The integration of PMHNPs into the population health effort has already yielded benefits, but it also underlines the complexity of both implementing and refining these ongoing experiments.

“Complex care support is doing this great work uncovering behavioral health needs, but finding the appropriate level of care and getting patients access to that care can be very challenging,” says De Lisser. Decisions need to be made about how much care is enough, how many touches a patient needs to get to the desired outcomes, and how and when to refer. There are no formulas.

In addition, says De Lisser, “We’ve found patients need more coaching and motivational work to even get them to the point where they’re willing to engage in self-care.”

She says one potentially cost-effective option is to offer peer-support groups that target symptom management for conditions such as depression and diabetes or congestive heart failure and anxiety. “Peer support is another untapped but powerful resource that can be used to engage people in their health behaviors, but it’s a resource that we currently are not leveraging,” says De Lisser.

Alternating Between Fatigue and Excitement

Navigating change to improve care can be exciting work, but some of the excitement is tempered by today’s unrelenting demands that new interventions be cost-effective and efficiently delivered, something that academic medical centers have not always needed to consider.

“For example, we adopted a model that uses NPs because of their exquisite skill sets in diagnosis and assessment, and their understanding of complex care,” says Intinarelli. “Yet it’s far too expensive for NPs to do it alone, so they also have to know how to leverage technology and understand the roles other caregivers can play to treat these populations. That’s a big challenge for us.”

It’s a challenge complicated by other elements of change that OPHAC must manage. There are the affiliations with other health care organizations throughout the Bay Area. There is the need to constantly integrate new technologies. It can begin to feel a bit overwhelming.

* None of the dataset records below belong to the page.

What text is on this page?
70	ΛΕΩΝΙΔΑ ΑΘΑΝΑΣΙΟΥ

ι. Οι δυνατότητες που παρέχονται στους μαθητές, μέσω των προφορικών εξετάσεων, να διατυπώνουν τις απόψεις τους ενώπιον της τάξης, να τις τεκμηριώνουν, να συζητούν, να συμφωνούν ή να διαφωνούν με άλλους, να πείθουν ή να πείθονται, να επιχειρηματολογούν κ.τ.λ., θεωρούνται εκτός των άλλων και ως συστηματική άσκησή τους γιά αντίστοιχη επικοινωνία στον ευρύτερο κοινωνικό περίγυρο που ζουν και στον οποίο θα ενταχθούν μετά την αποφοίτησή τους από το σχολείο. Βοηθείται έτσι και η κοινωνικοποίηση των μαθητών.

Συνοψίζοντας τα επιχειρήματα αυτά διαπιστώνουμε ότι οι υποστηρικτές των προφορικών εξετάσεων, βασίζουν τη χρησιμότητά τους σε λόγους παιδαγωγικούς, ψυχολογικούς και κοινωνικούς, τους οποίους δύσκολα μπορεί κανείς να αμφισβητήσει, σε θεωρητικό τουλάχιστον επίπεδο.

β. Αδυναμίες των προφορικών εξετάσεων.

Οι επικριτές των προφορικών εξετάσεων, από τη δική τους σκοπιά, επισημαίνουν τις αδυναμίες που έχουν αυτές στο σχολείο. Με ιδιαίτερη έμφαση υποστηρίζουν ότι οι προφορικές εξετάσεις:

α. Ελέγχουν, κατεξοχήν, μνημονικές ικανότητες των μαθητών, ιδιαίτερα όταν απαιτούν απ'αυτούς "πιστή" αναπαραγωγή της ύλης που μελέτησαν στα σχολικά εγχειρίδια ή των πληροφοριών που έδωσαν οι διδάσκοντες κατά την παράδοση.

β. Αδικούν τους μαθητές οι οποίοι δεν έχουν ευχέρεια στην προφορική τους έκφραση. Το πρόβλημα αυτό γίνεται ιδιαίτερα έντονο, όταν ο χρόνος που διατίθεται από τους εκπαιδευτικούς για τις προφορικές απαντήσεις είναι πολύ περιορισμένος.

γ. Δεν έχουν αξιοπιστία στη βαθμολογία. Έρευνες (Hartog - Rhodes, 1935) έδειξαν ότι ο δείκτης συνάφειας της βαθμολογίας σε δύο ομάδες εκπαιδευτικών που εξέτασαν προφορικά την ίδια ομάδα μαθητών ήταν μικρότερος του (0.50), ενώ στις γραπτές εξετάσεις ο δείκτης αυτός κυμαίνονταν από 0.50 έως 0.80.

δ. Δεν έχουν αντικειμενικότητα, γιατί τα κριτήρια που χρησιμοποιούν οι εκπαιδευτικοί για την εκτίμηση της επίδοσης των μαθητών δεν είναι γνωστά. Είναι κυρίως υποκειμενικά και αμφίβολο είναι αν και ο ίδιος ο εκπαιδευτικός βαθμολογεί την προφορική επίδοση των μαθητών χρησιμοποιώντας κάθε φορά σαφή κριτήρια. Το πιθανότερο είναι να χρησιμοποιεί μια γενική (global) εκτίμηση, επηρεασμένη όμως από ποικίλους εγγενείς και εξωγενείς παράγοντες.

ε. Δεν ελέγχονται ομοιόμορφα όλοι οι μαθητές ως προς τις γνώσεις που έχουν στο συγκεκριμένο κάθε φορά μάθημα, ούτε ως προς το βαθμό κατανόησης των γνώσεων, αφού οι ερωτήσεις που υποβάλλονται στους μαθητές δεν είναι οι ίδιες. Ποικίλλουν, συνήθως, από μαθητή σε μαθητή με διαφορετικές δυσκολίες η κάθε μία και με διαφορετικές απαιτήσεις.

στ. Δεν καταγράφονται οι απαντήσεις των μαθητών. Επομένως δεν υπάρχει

“We are in a constant state of innovation and learning.… And there is some change fatigue, especially when we realize that the biggest ills of society – poverty, housing, food access – roll up to the front door of health care,” says Intinarelli. “Big food, big pharma, big tobacco, the problems with public education – they’re all here, and we have to make some sense of where our boundaries are in care delivery. We’re in the early stages of our transition, but there’s no road map for how to do this.”

“It is a learning lab,” says Graf. “Every month that goes by we learn a little bit more, and at the end of day, this is about taking care of patients, and there is plenty for all of us to do.”